In general, the smaller the SP value, the larger the Stack (the more stuff that's on it). This isn't 100% true, however. Once I saw the SP jump from $801xxxxx to $807xxxxx. (This probably happened because the Stack was getting too big for where it was, so the new data was placed on the Expansion Pak where it could fit.)
The number of lines on this screen vary, for reasons beyond my comprehension.

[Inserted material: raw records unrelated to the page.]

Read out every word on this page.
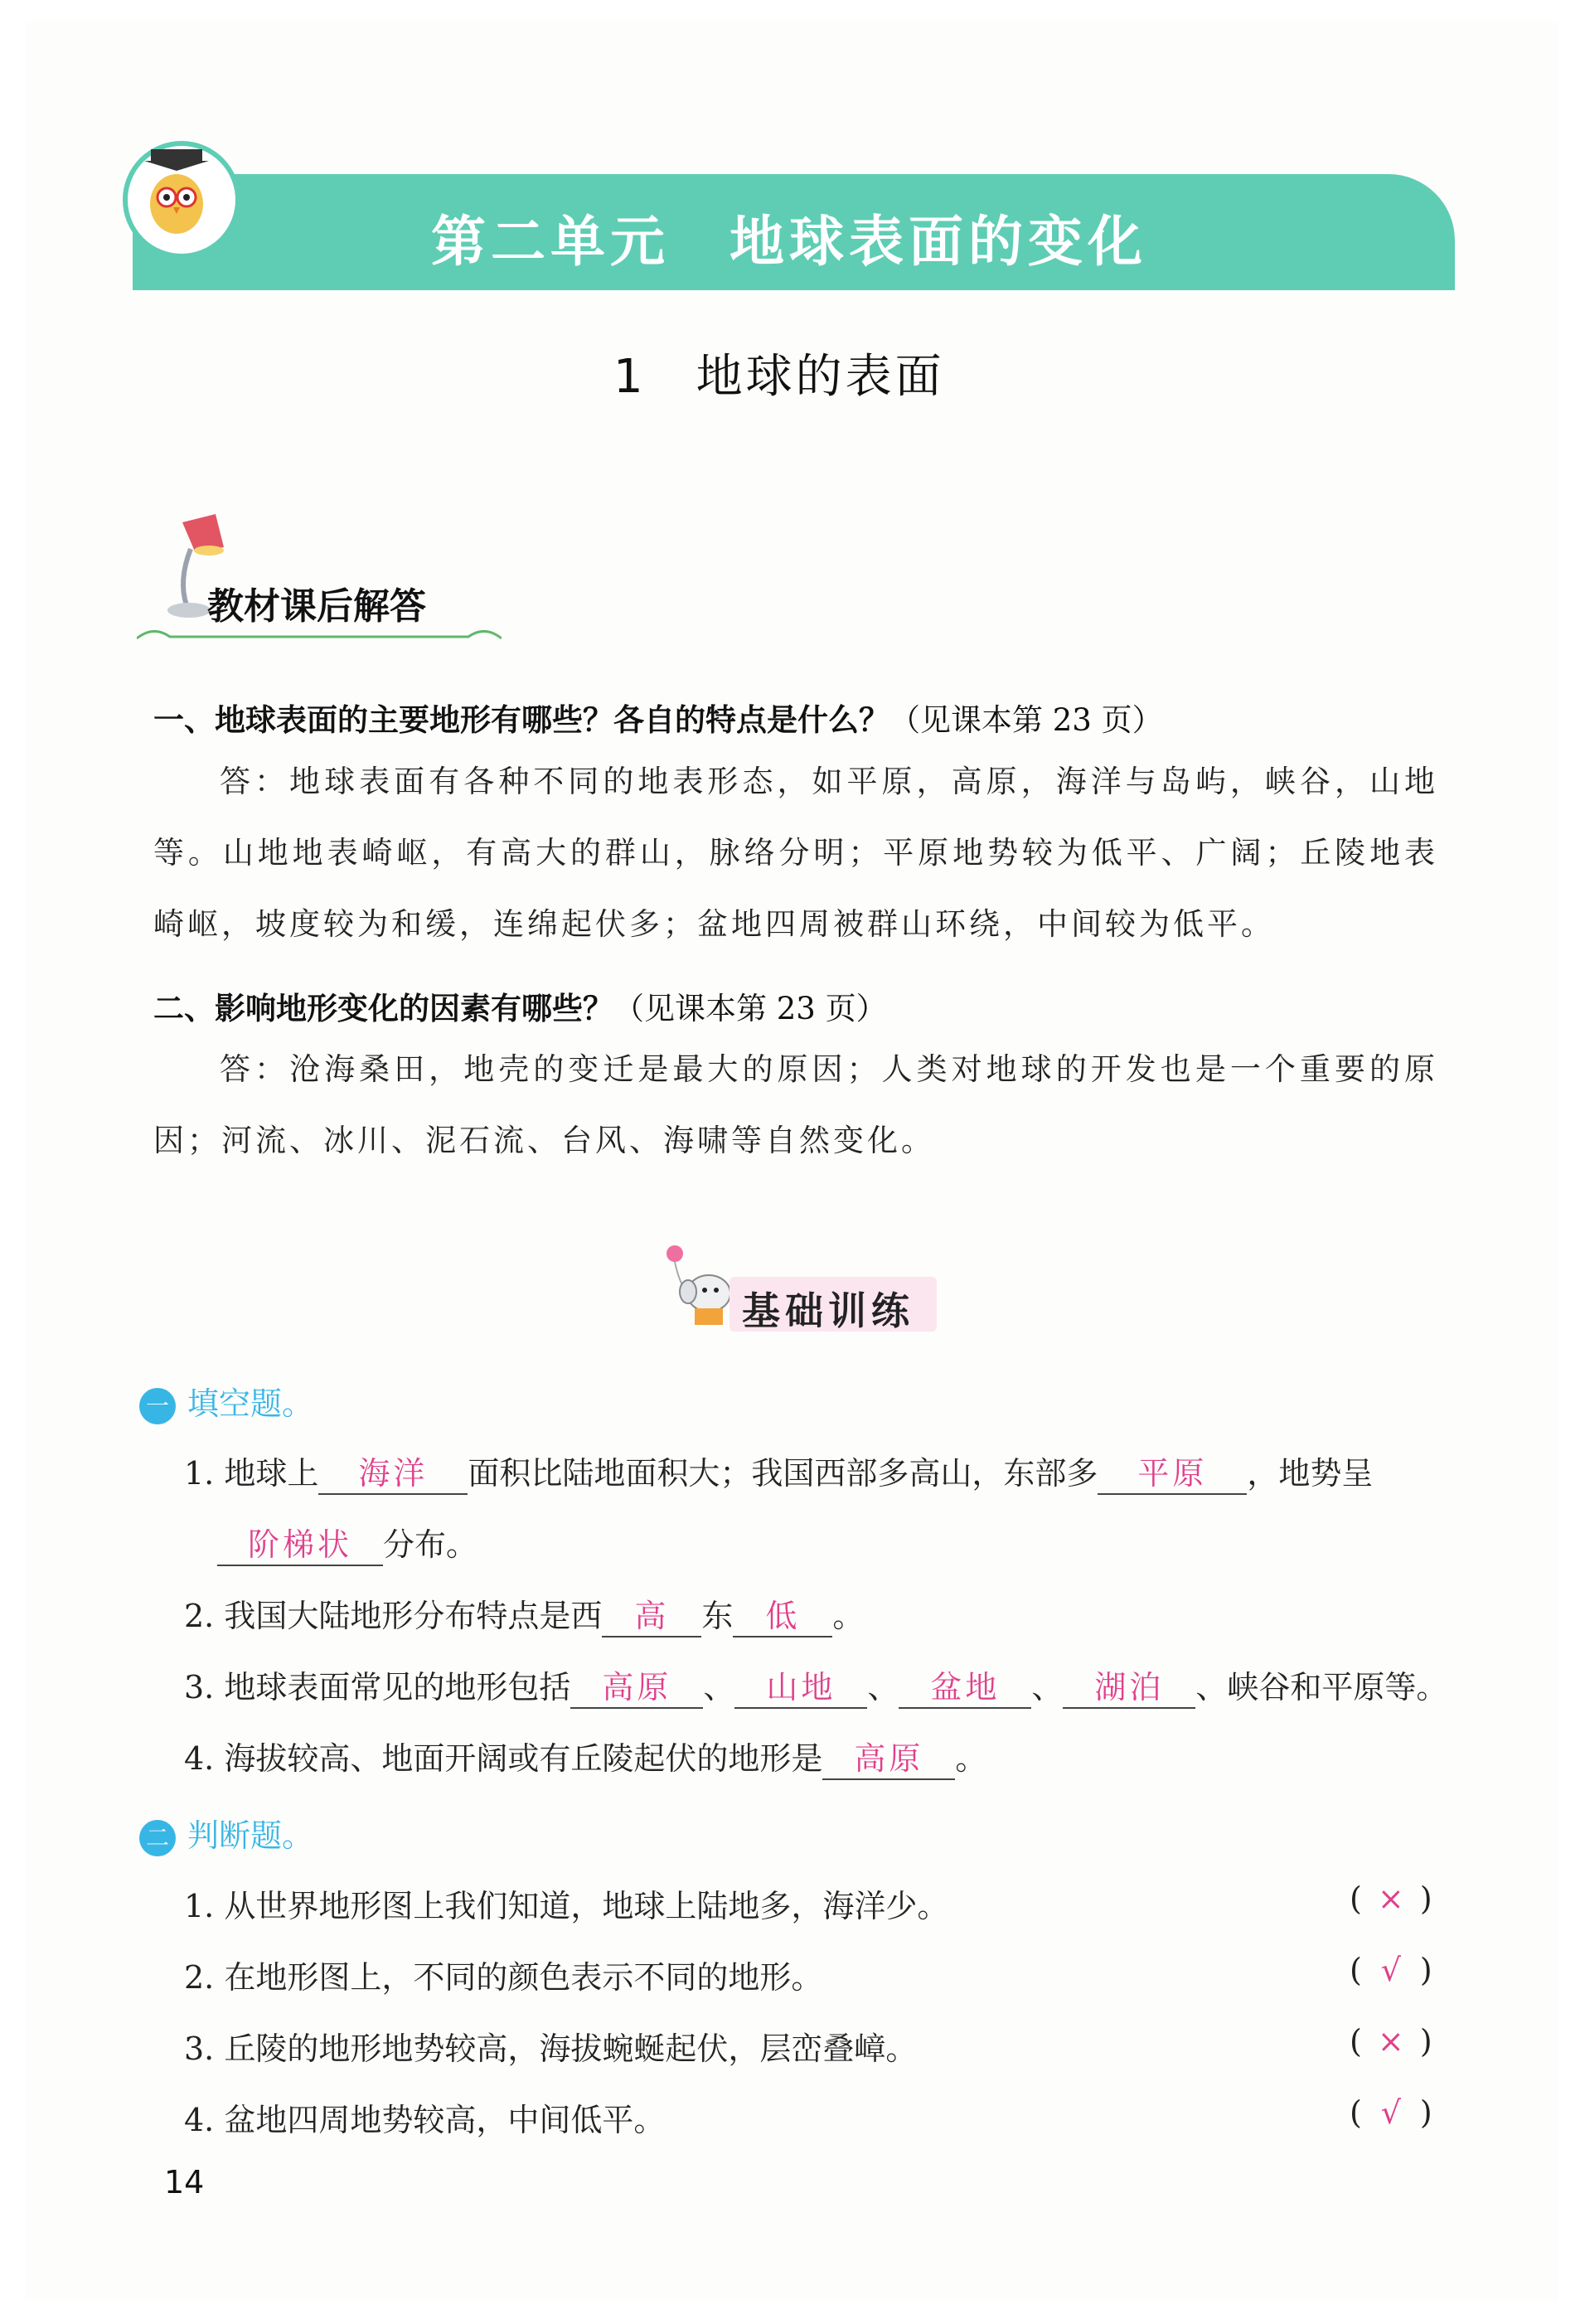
第二单元　地球表面的变化
1　地球的表面
教材课后解答
一、地球表面的主要地形有哪些？各自的特点是什么？（见课本第 23 页）
答：地球表面有各种不同的地表形态，如平原，高原，海洋与岛屿，峡谷，山地等。山地地表崎岖，有高大的群山，脉络分明；平原地势较为低平、广阔；丘陵地表崎岖，坡度较为和缓，连绵起伏多；盆地四周被群山环绕，中间较为低平。
二、影响地形变化的因素有哪些？（见课本第 23 页）
答：沧海桑田，地壳的变迁是最大的原因；人类对地球的开发也是一个重要的原因；河流、冰川、泥石流、台风、海啸等自然变化。
基础训练
一 填空题。
1. 地球上 海洋 面积比陆地面积大；我国西部多高山，东部多 平原 ，地势呈
阶梯状 分布。
2. 我国大陆地形分布特点是西 高 东 低 。
3. 地球表面常见的地形包括 高原 、 山地 、 盆地 、 湖泊 、峡谷和平原等。
4. 海拔较高、地面开阔或有丘陵起伏的地形是 高原 。
二 判断题。
1. 从世界地形图上我们知道，地球上陆地多，海洋少。	( × )
2. 在地形图上，不同的颜色表示不同的地形。	( √ )
3. 丘陵的地形地势较高，海拔蜿蜒起伏，层峦叠嶂。	( × )
4. 盆地四周地势较高，中间低平。	( √ )
14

This screen is uncommon but can appear. (I've only seen it after a crash in the defective Snowhead Temple with Epona.) The screen shows a second thread ID (usually 2, for some reason), as well as the source code filename responsible (such as "../z_std_dma.c"). This screen probably appears if the program crashed in a piece of code that had debug information embedded in it. I know from experience that if I have debug labels turned on when compiling and my program crashes, a debugger will report the filename and/or subroutine responsible for the crash.
ACTOR LIST #1
This is similar to the second-to-last screen of the OoT debugger. This one, however, can potentially scroll onto additional screens (as many as three, perhaps more).
ACTOR LIST #2
A shorter version of the prior list. Its format is slightly different as well.
At this point, the debugger takes a moment to show two screenshots from the moments leading up to the crash. The last two frames drawn to the screen are displayed, with the most recent coming last. (The two are often the same image, with maybe a slight difference in one of the icons on the screen.)

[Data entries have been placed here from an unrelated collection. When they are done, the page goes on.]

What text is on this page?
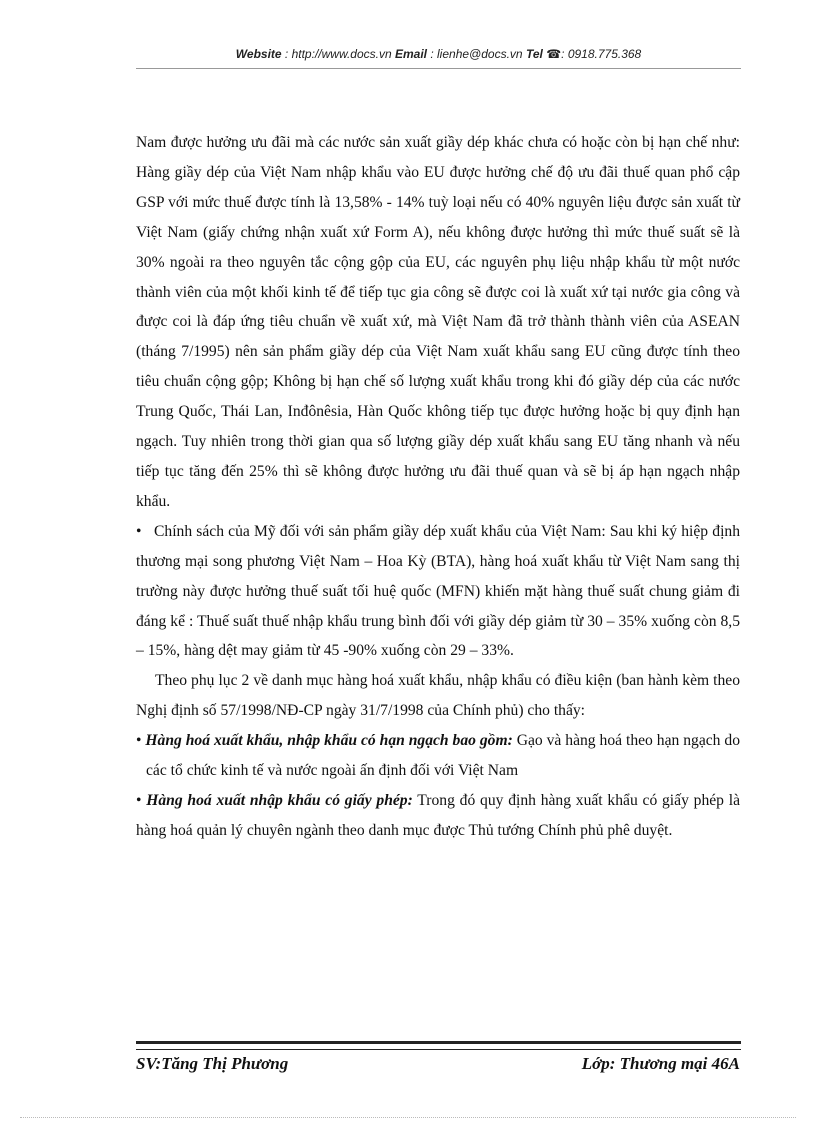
Website : http://www.docs.vn Email : lienhe@docs.vn Tel ☎: 0918.775.368

Nam được hưởng ưu đãi mà các nước sản xuất giầy dép khác chưa có hoặc còn bị hạn chế như: Hàng giầy dép của Việt Nam nhập khẩu vào EU được hưởng chế độ ưu đãi thuế quan phổ cập GSP với mức thuế được tính là 13,58% - 14% tuỳ loại nếu có 40% nguyên liệu được sản xuất từ Việt Nam (giấy chứng nhận xuất xứ Form A), nếu không được hưởng thì mức thuế suất sẽ là 30% ngoài ra theo nguyên tắc cộng gộp của EU, các nguyên phụ liệu nhập khẩu từ một nước thành viên của một khối kinh tế để tiếp tục gia công sẽ được coi là xuất xứ tại nước gia công và được coi là đáp ứng tiêu chuẩn về xuất xứ, mà Việt Nam đã trở thành thành viên của ASEAN (tháng 7/1995) nên sản phẩm giầy dép của Việt Nam xuất khẩu sang EU cũng được tính theo tiêu chuẩn cộng gộp; Không bị hạn chế số lượng xuất khẩu trong khi đó giầy dép của các nước Trung Quốc, Thái Lan, Inđônêsia, Hàn Quốc không tiếp tục được hưởng hoặc bị quy định hạn ngạch. Tuy nhiên trong thời gian qua số lượng giầy dép xuất khẩu sang EU tăng nhanh và nếu tiếp tục tăng đến 25% thì sẽ không được hưởng ưu đãi thuế quan và sẽ bị áp hạn ngạch nhập khẩu.

• Chính sách của Mỹ đối với sản phẩm giầy dép xuất khẩu của Việt Nam: Sau khi ký hiệp định thương mại song phương Việt Nam – Hoa Kỳ (BTA), hàng hoá xuất khẩu từ Việt Nam sang thị trường này được hưởng thuế suất tối huệ quốc (MFN) khiến mặt hàng thuế suất chung giảm đi đáng kể : Thuế suất thuế nhập khẩu trung bình đối với giầy dép giảm từ 30 – 35% xuống còn 8,5 – 15%, hàng dệt may giảm từ 45 -90% xuống còn 29 – 33%.

Theo phụ lục 2 về danh mục hàng hoá xuất khẩu, nhập khẩu có điều kiện (ban hành kèm theo Nghị định số 57/1998/NĐ-CP ngày 31/7/1998 của Chính phủ) cho thấy:

• Hàng hoá xuất khẩu, nhập khẩu có hạn ngạch bao gồm: Gạo và hàng hoá theo hạn ngạch do các tổ chức kinh tế và nước ngoài ấn định đối với Việt Nam

• Hàng hoá xuất nhập khẩu có giấy phép: Trong đó quy định hàng xuất khẩu có giấy phép là hàng hoá quản lý chuyên ngành theo danh mục được Thủ tướng Chính phủ phê duyệt.

SV:Tăng Thị Phương	Lớp: Thương mại 46A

No debugger is complete without this, it seems. During development, there may be several different builds going around at once, so having a specific version dated can sometimes be helpful. Also on the screen is something labeled "SP_STATUS" (Possibly Stack Pointer Status?)

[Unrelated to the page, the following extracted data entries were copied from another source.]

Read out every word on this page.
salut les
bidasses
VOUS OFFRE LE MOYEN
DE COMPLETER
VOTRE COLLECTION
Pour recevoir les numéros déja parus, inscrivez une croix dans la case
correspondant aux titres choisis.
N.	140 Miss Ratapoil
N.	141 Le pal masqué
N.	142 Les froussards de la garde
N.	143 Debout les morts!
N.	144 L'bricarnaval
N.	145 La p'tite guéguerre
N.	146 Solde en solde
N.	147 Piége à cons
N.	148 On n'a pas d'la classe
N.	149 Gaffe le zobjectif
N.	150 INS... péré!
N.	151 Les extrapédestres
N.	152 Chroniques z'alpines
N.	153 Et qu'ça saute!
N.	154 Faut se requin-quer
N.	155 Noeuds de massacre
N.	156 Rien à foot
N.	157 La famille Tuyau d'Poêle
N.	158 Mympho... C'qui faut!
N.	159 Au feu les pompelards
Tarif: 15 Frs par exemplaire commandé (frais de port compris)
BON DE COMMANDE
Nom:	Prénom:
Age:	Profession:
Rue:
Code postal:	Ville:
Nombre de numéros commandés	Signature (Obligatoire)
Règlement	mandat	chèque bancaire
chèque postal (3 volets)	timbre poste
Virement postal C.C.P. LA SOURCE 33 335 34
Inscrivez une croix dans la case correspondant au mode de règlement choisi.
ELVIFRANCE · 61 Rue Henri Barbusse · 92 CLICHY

This screen's a mystery to me. There are always two lines, GRAPH and AUDIO. However, sometimes another block of information appears, called RSPTask. What bugs me is that this last bit of information not only doesn't always appear, but sometimes decides to appear randomly during the same debug session! In other words, I'll visit this screen and not see it, then scroll through all other screens, coming back, and behold it's there!
Oh, and as for the purpose of this screen, it probably has to do with the special 3-day engine that schedules where characters should be at different times (either that or it has to do with cutscene activity).
This is the generalized version of the two dump screens of the OoT debugger. Here, you can examine anything that's stored in RAM. Here are the controls for the dump screen:
- Up, Down = scroll one line, or $10 (16 bytes)
- "A" + Up, Down = scroll a distance of $100 (256 bytes)
- "B" + Up, Down = scroll a distance of $1000 (4096 bytes, or 4KB)
- "A" + "B" + Up, Down = scroll a distance of $10000 (65536 bytes, or 64KB)
- C Down = Jump to the Stack (stack dump)
- C Up = Jump to the section of code that caused the crash (PC dump)
- C Left, C Right = scroll to $80000000 (start of RAM)
- START = exit the Dump screen
STACK TRACE #2
This is pretty much identical to the first Stack Trace, only the final column is different. On the first screen, in my tests, the third column was always "????????." However, on this screen, the ? marks were gone, and occasionally a different number appeared over here (in the range $8080xxxx, which isn't even part of RAM). I'm not sure why this happens or what the values mean, if anything.
Of course, the debugger has to provide some congrats for anyone serious enough to actually mess around with these screens. Notice how the word "congratulations" is misspelled. Was that intentional? After all, it is a debugger, so why should everything be perfect?